La verità è che questo è un paese che non sa cosa farsene dei negri” è una delle molte conclusioni a cui Baldwin arrivava a metà anni ‘60, all’apice degli scontri e delle rivendicazioni afroamericane. Là dove qualcuno predicava azione e violenza, altri pace e tolleranza, Baldwin parlava in televisione, parlava nelle università, scriveva e promuoveva un pensiero che ancora oggi stupisce per rigore, semplicità e decisione.

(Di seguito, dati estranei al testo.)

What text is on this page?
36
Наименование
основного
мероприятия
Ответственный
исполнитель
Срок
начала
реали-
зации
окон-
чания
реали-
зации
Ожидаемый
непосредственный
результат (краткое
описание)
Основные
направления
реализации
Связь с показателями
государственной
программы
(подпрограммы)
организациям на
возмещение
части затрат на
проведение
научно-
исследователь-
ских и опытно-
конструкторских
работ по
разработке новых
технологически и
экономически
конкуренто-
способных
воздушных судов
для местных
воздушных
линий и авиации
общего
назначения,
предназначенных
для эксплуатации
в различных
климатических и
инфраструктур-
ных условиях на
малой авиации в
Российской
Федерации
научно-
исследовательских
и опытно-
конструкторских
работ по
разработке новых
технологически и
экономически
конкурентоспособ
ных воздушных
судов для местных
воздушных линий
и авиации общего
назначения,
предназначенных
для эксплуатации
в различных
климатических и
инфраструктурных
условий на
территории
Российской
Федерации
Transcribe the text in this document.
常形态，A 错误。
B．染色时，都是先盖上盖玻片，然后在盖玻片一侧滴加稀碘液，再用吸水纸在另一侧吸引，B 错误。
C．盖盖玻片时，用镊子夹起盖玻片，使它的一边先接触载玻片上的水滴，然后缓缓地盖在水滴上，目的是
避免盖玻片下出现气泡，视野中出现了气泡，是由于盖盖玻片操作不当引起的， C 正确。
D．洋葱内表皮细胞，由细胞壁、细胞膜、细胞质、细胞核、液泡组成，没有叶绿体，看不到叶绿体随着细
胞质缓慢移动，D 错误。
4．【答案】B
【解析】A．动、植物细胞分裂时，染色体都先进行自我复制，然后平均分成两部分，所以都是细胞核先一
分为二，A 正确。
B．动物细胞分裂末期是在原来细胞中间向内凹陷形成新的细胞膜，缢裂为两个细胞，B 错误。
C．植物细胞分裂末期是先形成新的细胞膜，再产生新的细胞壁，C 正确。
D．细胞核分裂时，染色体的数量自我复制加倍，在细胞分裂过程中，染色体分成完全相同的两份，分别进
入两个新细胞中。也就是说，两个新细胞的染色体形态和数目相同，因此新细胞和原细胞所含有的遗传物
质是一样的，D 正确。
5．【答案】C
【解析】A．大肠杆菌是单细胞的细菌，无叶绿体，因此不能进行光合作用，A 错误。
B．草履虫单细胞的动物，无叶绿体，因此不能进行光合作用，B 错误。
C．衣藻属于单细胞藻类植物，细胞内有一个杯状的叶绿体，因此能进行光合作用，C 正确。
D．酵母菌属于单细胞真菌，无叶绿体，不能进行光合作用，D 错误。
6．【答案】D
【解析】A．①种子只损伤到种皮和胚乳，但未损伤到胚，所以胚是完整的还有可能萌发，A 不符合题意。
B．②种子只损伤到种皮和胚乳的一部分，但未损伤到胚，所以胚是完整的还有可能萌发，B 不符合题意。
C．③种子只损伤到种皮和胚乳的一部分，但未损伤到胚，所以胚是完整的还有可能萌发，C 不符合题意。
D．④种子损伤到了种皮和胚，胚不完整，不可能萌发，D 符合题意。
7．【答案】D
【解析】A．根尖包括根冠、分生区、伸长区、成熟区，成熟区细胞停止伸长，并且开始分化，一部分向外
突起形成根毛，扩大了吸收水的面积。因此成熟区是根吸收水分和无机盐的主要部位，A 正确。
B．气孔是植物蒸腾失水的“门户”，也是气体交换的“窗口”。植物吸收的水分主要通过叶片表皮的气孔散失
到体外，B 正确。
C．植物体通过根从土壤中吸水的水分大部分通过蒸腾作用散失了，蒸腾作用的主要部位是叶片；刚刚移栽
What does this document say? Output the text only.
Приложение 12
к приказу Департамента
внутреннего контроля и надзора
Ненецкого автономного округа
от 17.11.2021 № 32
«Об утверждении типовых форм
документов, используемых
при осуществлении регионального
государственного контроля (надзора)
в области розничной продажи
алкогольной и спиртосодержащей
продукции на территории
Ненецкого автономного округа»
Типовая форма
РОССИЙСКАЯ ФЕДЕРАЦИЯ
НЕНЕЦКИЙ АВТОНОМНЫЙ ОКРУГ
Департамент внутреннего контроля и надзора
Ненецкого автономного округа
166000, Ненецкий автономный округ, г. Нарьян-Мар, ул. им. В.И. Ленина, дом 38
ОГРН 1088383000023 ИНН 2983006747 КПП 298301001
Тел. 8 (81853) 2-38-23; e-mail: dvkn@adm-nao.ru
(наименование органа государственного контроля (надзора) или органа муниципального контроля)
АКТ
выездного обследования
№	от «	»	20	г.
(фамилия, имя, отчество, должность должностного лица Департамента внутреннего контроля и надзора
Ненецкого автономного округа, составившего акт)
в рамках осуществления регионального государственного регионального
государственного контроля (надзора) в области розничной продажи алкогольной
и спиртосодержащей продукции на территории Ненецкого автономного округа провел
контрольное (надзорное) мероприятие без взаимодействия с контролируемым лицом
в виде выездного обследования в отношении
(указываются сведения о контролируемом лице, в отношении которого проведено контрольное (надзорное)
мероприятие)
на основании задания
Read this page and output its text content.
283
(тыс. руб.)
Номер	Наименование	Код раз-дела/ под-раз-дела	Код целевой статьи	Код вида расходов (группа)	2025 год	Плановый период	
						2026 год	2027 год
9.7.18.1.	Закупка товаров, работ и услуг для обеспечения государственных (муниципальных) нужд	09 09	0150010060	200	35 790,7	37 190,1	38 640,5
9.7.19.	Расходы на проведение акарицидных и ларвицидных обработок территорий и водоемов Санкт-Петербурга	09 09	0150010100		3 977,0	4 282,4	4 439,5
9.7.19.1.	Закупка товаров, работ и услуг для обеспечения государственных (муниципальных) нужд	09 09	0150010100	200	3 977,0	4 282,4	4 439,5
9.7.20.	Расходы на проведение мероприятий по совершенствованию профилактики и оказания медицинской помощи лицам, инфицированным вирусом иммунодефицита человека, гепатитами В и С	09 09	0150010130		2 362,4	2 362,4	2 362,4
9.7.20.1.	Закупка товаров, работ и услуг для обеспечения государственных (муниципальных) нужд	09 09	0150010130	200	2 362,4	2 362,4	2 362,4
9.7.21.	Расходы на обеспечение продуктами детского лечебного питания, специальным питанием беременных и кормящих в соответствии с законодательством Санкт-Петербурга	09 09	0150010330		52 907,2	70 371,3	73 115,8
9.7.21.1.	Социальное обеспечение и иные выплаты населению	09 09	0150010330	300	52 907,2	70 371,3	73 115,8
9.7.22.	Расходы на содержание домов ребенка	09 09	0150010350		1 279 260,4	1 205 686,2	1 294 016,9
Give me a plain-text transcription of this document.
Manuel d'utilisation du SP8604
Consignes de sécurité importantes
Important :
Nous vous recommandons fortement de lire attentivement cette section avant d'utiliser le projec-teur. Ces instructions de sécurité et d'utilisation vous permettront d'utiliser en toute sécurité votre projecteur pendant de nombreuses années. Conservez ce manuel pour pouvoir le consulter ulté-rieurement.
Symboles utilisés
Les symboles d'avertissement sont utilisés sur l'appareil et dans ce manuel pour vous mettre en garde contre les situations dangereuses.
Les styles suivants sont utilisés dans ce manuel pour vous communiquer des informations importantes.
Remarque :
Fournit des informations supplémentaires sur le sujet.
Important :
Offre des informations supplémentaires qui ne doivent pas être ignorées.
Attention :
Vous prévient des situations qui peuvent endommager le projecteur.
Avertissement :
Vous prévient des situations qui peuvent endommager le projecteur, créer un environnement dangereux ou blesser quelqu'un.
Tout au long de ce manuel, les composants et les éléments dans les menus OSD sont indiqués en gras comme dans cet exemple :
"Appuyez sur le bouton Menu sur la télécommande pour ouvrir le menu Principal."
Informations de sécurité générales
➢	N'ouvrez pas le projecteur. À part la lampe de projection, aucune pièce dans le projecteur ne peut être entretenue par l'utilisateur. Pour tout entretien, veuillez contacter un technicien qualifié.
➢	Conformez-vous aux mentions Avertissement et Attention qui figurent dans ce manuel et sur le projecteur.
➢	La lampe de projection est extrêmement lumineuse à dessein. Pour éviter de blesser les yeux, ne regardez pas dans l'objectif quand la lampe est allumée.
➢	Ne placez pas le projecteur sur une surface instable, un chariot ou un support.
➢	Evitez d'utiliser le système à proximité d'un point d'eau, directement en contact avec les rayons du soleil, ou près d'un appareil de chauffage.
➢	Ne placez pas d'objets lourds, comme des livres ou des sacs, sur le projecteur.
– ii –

Non privo di una sua intellettuale combattività (“Il mondo non è bianco. Bianco è solo una metafora di “potere”. Oppure di Chase Manhattan”), il documentario di Raoul Peck riesce a rendere appassionanti gli studi afroamericani dell’epoca, coinvolge in un problema attraverso il suo dibattito culturale. Senza nascondere scontri e dimensione violenta, senza rigettare la rabbia che si percepiva per le strade, il senso di ingiustizia degli attentati, il senso di impotenza dei conflitti con la polizia e i suprematisti bianchi, I Am Not Your Negro risponde attraverso discorsi di un’altra epoca che stanno in piedi, fermi come la montagna, cristallini come l’etica che li anima, epici come la costruzione sintattica che li forma. Un trionfo di buon linguaggio letterario, retorico e audiovisivo.